Hours earlier, my stepmother raced past us sobbing, whispering her apologies as she left us behind. “I can’t let him beat on me again.” Daddy, drunk on Jack Daniel’s and wearing only tighty- whities, chased after her, the door slamming behind him. Despite his inebriated state, he got into his car and drove to her best friend’s house, shouting threats, ordering her to return home where she belonged. She refused and the police were phoned. Hoping to evade arrest, he got back in his car and raced towards his apartment, only to find himself now in a stand-off with the police. Inside the apartment, Heather and I huddled together, desperately willing him to return.
Too terrified to call for help while we waited, it was hours before we phoned my mother. With my father in police custody for drunk driving and disorderly conduct, and unable to remember that he even had children, my mother was forced to make the four-hour drive to Austin to pick us up and ensure we didn’t wind up in the care of Child Protective Services. Despite my parent’s divorce, custody had been amicable— until that night. That was the last time my mother allowed my sister and me to visit our father unsupervised.
This wasn’t the childhood my mother envisioned for her children. Not even close. She knew about my father’s tormented past but hoped her love and his sense of duty to family would keep him on the straight and narrow. She was wrong.
Born in poverty in Austin, Texas in the 1940s, my father, Darrell Overton embraced the outlaw lifestyle. Led by his older brother Timmy, “The Overton Gang” were gunrunners, drug dealers and proud Texas outlaws. When my father shot and killed a man in a gun battle over a married woman, the courts ruled it self-defense. My father spent seven years in prison for manslaughter. After his release, he was determined to turn his life around, marrying my mother, Betty, and landing honest work in construction. Unable to have children of their own, they decided to adopt. Heather and I were six days old when Mom and Dad carried us home in matching red Christmas stockings. No amount of treatment programs or pleading would change my father. Despite my mother’s best efforts to keep our family together, his violent and unpredictable behavior made it impossible and they divorced.

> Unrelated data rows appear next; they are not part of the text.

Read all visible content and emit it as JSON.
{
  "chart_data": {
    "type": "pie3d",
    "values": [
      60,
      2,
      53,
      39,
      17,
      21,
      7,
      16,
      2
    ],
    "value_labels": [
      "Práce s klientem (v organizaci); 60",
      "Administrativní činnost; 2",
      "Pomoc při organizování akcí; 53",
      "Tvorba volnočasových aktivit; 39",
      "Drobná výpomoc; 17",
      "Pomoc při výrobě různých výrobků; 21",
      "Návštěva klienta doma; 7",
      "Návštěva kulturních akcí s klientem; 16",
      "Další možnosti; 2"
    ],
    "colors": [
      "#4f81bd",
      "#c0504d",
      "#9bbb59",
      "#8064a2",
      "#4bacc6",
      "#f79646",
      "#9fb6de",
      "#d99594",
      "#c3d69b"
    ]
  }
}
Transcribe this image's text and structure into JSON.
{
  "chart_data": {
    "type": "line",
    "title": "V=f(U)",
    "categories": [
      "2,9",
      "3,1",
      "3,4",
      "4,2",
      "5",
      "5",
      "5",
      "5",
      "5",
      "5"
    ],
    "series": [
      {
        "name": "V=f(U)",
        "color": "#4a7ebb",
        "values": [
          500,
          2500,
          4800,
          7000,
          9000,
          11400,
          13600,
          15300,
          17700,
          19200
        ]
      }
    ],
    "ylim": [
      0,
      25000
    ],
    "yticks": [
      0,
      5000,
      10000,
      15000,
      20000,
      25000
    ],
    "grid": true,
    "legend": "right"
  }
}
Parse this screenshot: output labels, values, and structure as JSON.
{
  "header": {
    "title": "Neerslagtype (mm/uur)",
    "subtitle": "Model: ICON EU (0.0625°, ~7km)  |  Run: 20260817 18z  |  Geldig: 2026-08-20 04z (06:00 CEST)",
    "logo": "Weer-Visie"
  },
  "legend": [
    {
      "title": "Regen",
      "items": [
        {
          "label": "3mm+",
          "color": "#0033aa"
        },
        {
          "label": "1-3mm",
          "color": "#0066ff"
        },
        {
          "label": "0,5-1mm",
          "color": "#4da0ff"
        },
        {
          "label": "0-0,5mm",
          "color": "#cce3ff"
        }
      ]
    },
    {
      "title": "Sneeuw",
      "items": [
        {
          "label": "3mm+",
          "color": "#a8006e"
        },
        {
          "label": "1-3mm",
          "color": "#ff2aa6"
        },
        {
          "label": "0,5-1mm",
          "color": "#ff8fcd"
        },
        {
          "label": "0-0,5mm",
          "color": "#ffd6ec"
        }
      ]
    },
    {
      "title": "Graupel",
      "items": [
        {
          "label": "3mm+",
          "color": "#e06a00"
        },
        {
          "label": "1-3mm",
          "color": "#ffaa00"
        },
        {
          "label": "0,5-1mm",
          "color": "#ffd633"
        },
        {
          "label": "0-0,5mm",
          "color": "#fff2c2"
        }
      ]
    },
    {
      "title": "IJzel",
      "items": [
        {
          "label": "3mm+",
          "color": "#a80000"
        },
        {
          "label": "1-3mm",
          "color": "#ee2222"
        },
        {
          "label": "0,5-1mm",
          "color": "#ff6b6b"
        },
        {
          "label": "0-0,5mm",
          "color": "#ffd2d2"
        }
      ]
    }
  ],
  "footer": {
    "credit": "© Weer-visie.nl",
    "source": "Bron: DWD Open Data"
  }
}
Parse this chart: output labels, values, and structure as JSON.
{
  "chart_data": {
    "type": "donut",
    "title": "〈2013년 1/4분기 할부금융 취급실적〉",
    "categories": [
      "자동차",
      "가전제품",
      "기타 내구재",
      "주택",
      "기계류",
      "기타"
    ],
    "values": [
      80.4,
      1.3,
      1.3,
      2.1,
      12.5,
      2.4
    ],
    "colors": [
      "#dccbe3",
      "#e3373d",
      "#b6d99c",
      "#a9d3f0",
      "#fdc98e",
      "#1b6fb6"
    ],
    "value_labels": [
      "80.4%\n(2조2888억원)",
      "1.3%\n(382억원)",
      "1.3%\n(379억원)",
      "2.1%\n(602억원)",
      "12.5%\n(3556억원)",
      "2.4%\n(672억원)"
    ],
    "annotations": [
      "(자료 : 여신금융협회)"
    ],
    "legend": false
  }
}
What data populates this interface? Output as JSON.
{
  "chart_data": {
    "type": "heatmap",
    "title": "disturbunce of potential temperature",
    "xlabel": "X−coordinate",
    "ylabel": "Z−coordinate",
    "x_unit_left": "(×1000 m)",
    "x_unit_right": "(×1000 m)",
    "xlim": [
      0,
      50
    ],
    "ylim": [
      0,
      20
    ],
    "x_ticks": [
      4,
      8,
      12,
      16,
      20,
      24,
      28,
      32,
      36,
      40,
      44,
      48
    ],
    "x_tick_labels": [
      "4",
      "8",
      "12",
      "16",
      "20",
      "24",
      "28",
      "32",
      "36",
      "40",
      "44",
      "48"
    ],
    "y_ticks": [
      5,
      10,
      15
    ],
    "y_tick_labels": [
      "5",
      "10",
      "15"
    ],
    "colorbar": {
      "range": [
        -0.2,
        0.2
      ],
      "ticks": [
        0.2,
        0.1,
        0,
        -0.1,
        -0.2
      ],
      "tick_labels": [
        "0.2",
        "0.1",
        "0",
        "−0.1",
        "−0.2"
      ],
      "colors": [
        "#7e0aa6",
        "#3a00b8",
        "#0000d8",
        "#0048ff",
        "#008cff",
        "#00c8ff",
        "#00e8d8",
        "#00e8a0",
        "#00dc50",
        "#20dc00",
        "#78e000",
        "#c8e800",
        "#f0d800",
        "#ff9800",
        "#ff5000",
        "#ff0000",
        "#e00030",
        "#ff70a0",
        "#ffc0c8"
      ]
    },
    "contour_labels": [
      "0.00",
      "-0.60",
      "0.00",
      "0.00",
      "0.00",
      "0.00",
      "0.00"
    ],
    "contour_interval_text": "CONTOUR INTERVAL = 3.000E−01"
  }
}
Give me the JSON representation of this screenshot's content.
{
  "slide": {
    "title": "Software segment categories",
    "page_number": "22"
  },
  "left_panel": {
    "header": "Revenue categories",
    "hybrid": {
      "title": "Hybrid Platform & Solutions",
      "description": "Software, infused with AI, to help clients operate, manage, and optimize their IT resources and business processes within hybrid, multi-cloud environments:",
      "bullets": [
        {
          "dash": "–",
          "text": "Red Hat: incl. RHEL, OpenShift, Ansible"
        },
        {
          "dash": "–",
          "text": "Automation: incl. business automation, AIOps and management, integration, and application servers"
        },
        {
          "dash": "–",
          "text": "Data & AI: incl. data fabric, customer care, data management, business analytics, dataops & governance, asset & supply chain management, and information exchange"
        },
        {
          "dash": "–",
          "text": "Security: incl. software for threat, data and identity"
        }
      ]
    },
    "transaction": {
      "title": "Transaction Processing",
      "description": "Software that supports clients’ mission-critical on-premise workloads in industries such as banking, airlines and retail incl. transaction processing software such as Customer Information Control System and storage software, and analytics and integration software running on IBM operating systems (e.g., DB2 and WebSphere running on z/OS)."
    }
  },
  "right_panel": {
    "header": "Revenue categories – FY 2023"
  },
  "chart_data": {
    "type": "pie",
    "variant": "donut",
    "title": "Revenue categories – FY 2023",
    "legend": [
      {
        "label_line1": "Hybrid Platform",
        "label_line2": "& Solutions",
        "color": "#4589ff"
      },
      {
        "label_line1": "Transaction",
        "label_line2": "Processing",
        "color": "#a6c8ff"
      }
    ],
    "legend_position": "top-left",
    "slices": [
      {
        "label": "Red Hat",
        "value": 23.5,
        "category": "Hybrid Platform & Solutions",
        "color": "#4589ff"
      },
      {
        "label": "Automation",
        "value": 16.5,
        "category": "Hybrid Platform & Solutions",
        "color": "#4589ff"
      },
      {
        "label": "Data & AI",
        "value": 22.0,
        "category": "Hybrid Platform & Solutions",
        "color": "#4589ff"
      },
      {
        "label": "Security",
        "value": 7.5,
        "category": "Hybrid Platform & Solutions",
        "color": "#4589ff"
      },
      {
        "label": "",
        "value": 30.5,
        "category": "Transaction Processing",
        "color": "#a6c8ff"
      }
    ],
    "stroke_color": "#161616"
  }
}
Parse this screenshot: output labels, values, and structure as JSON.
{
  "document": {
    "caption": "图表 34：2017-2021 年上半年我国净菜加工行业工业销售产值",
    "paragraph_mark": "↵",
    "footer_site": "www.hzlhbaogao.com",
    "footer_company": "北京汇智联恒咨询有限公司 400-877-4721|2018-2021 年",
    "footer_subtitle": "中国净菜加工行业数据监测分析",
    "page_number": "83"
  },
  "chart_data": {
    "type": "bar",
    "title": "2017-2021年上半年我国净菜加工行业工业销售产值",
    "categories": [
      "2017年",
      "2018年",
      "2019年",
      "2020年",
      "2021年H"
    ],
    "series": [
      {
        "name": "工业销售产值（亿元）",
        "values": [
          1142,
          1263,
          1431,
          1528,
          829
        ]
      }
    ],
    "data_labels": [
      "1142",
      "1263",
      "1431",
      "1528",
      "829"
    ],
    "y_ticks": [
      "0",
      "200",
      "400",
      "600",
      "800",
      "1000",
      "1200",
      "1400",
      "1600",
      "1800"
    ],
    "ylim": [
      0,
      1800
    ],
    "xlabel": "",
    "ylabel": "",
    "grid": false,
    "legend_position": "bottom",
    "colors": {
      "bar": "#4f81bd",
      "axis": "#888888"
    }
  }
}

The challenges of a raising two daughters alone were immense but my mother never wavered in her efforts to give us the best life possible, encouraging us in school and nurturing our passions. Heather and I had huge imaginations. We were a united force, enamored with movies and TV and the theater. Growing up in a small Texas town, our dreams seemed lofty at best, but at eighteen, with our mother’s support, Heather and I packed our bags and moved to New York City to study acting.
Our paths diverged several years later when I headed to Hollywood and found my calling as a TV writer. We may have been on opposite coasts but that didn’t lessen our bond. Heather and I consulted one another on everything from clothing choices to boyfriends to job opportunities. After several years, I finally convinced Heather to relocate to LA, where she landed a job working in TV development. It seemed as if all our dreams were coming true. Then in 2013, the show I wrote for was cancelled. I had spent years struggling to get this latest job and then, just like that, it was gone.
Frustrated and unemployed, I interviewed for numerous jobs but couldn’t seem to get that next break. I spiraled, sleeping all day and staying up late into the night, binging on nightly news and true crime stories. The Ariel Castro case broke in the summer of 2013 and I found myself obsessed with the three Cleveland women who had been abducted and held captive for ten years. I couldn’t imagine enduring something so awful. The more I thought about it, the more I wondered how I would cope if I lost my sister Heather—my twin, my best friend, my other half.
Inspired, I wrote feverishly, night and day, for two weeks. When I was done, I had completed ninety pages. I knew that this wasn’t a TV show or a movie but writing a novel seemed so daunting. Fortunately, Heather saw something special in what I had written. “Take a class. Keep writing. Tell this story,” she said. I took her advice, and in less than a year I had completed Baby Doll, my first novel.
For me, the heart and soul of my book was always the twin relationship. I wanted to give readers an inside look at the messy, complicated and unique bond I share with my sister. The struggles that the twin sisters endure in Baby Doll are obviously a much more heightened experience than what Heather and I went through in our lives. But the message is the same: together, with my twin by my side, anything is possible.